Si las drogas ilícitas en sí mismas configuran una problemática de grandes dimensiones para este país, no lo son menos todos los elementos que se relacionan, de manera directa o indirecta, con este fenómeno. Para la muestra están tres problemas de marca mayor: el aumento de cultivos prohibidos, especialmente de coca; el microtráfico, que carcome casi todas las ciudades, y el consumo abusivo y la adicción a estas sustancias.
Tres flagelos, valga decir, suficientemente conocidos y documentados por los responsables de analizarlos y enfrentarlos. El fiscal Néstor Humberto Martínez, por ejemplo, tiene la autoridad y las razones de peso para manifestar su preocupación por la disparada de los sembrados de coca, que hoy superan las 100.000 hectáreas, cuando en el 2012 bordeaban las 48.000, además de la mejora en eficiencia productiva de estos cultivos, que hoy rinden 6,7 kilos de cocaína por hectárea, en contraste con los 4,3 kilos de hace 15 años.

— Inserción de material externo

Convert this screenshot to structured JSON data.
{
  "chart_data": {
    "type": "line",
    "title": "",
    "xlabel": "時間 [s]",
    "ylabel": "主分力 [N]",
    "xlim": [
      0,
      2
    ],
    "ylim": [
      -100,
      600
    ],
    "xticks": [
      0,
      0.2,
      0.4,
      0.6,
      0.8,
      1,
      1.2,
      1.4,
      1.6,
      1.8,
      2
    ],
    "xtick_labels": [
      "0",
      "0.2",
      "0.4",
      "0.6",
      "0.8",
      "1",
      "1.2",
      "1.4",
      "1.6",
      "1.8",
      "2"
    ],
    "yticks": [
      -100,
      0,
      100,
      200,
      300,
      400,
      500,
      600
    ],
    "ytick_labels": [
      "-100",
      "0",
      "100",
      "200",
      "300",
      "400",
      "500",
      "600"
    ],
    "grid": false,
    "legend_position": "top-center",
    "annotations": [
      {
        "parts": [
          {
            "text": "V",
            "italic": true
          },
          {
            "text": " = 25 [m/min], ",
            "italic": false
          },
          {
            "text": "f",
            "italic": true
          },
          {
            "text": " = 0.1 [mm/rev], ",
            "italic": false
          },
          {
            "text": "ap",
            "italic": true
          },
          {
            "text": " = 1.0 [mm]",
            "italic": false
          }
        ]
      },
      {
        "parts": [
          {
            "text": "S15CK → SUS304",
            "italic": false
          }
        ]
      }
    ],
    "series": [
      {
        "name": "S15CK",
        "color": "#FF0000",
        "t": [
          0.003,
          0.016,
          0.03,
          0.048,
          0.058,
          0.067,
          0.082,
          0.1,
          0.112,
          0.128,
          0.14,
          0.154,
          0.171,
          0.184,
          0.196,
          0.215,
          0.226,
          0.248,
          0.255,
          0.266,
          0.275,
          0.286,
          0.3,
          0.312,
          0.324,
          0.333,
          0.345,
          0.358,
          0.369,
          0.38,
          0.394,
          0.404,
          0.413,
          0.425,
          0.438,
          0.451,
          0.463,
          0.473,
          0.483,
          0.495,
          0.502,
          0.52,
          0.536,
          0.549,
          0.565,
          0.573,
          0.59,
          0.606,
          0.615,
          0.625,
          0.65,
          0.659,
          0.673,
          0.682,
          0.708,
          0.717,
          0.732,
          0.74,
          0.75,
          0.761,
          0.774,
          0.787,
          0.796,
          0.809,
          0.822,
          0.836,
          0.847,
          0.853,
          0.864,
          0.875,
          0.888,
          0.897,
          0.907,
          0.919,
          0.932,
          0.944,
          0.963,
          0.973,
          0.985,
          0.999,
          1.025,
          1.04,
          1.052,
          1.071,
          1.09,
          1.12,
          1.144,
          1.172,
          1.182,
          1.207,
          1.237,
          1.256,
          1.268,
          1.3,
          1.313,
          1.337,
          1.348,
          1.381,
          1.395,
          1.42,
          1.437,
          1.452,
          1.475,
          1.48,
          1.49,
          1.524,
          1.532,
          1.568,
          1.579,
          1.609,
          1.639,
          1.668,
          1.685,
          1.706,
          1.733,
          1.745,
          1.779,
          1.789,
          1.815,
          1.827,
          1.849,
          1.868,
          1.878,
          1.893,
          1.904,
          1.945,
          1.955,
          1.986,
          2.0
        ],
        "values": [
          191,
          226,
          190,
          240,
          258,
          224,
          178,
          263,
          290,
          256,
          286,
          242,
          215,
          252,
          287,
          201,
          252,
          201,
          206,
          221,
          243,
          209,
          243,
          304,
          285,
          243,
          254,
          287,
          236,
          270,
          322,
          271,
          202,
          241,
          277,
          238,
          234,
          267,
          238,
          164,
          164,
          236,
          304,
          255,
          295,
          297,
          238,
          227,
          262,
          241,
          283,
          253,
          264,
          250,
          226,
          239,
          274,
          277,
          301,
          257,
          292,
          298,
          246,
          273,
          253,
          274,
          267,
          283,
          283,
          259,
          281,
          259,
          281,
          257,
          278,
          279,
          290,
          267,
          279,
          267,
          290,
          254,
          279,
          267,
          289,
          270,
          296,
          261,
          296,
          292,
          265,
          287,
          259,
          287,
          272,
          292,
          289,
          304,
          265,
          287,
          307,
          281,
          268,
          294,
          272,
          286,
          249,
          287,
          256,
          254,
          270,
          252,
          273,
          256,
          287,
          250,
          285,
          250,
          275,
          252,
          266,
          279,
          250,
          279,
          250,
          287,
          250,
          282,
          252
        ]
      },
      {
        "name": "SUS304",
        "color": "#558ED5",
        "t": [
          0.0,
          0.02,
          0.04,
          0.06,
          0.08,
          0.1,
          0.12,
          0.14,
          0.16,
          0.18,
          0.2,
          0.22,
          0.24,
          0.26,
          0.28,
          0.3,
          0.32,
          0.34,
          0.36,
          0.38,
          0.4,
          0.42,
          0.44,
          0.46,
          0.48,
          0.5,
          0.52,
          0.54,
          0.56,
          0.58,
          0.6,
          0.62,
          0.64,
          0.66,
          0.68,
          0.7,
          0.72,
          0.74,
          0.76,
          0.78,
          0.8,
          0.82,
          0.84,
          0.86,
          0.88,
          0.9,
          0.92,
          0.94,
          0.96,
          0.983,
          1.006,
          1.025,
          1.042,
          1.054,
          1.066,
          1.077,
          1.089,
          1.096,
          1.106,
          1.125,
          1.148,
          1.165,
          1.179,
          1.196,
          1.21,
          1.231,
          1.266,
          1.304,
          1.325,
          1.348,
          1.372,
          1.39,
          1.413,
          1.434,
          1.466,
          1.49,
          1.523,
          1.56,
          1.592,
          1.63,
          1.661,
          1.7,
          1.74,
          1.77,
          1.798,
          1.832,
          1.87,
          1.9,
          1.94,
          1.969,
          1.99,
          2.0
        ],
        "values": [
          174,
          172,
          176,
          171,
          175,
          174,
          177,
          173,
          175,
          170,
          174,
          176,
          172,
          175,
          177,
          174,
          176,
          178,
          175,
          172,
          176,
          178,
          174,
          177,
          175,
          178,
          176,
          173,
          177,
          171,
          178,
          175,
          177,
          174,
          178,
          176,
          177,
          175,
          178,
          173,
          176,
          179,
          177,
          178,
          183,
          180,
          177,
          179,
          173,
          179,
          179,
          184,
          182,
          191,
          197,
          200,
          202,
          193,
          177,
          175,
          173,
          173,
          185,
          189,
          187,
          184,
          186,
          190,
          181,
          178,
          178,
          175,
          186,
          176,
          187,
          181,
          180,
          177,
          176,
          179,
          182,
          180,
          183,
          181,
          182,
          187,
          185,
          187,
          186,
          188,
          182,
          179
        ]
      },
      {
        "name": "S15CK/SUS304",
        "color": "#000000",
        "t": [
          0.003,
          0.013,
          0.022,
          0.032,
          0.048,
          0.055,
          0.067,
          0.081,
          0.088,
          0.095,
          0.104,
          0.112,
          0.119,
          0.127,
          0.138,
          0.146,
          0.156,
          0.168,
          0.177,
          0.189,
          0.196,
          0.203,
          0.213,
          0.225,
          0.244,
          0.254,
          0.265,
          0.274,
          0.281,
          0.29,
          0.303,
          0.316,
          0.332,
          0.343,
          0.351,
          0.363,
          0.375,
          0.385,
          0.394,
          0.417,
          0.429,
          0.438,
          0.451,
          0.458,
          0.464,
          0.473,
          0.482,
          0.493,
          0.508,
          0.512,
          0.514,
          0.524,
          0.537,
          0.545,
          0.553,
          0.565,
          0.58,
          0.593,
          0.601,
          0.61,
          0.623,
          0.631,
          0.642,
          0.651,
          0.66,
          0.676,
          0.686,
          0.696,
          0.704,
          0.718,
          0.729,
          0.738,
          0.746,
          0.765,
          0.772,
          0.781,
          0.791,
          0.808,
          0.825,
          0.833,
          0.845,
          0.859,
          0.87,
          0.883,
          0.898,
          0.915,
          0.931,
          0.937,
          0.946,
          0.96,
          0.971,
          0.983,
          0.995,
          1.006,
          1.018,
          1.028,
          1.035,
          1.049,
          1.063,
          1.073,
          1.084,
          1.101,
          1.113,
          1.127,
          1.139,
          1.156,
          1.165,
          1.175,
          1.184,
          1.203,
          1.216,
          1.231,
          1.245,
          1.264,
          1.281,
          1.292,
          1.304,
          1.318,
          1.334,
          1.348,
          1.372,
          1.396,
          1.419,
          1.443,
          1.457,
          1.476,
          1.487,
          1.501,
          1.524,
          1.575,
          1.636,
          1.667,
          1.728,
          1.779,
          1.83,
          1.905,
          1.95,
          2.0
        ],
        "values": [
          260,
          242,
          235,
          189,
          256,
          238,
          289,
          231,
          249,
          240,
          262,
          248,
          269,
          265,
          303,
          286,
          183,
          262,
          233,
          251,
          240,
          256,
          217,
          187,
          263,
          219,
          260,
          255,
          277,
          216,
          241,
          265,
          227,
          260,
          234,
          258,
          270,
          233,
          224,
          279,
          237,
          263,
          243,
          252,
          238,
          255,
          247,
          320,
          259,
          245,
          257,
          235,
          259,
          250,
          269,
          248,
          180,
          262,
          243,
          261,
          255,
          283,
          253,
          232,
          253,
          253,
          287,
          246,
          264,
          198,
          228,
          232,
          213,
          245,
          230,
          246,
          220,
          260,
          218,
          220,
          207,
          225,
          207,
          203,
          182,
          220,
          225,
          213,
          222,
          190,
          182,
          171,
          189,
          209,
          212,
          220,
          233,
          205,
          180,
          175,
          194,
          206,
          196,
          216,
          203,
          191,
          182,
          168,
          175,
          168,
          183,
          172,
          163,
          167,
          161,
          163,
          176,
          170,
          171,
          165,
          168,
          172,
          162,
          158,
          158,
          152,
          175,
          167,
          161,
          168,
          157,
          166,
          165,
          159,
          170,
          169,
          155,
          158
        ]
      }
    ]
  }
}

Lo mismo ocurre con los alcaldes y la Policía Nacional, que, cotidianamente, se ven en aprietos para controlar la expansión del comercio menudeado de estupefacientes por parte de las bandas.
Las acciones desplegadas en 15 departamentos –que en diciembre dejaron cerca de 300 detenidos, 30 de ellos cabecillas de organizaciones criminales, y el desmantelamiento de 25 bandas– son muestras de estos esfuerzos.
Y frente a consumos y adicciones, nadie tiene el panorama más claro que las autoridades sanitarias, en razón a que estos son problemas de salud pública que se cualifican y cuantifican periódicamente a través de estudios y herramientas, avaladas técnicamente, que permiten planificar y tomar acciones específicas. De hecho, el Ministerio de Salud está lejos de enviar un parte de tranquilidad respecto a este tema, que pone en evidencia una alarmante prevalencia que no parece dar tregua.
Son tres aristas de una misma problemática, que, en realidad, tienen dinámicas diferentes y hasta independientes. En otras palabras, un aumento de los cultivos de coca no necesariamente implica un aumento del microtráfico y la violencia locales o de su consumo a nivel interno, así lo parezca.
Basta mirar las cifras disponibles de consumo de sustancias sicotrópicas en el país, entre ellas las del Centro de Estudios sobre Seguridad y Droga (Cesed), para confirmar que el consumo de cocaína no ha presentado variaciones significativas en la última década, lo que desvirtúa la hipótesis de que el desborde de cultivos favorece su uso en el país. Lo mismo podría decirse al relacionar la elevación de violencia con el nivel de estos sembrados.
No se trata de restarles categoría al grave problema del narcotráfico y las tragedias que desencadena; ni, menos, de cuestionar a quienes luchan en su contra, sino de invocar el rigor que debe cimentar las estrategias para atacarlo en todos sus frentes, y eso compromete a los funcionarios de las entidades responsables de esta tarea, que, ineludiblemente, deben trabajar de manera sinérgica.
Ello exige conocerse mutuamente, respetar sus competencias y evitar controversias y descalificaciones en público, cuando se carezca de la solidez argumental, que lo único que logran es que este monstruo se crezca.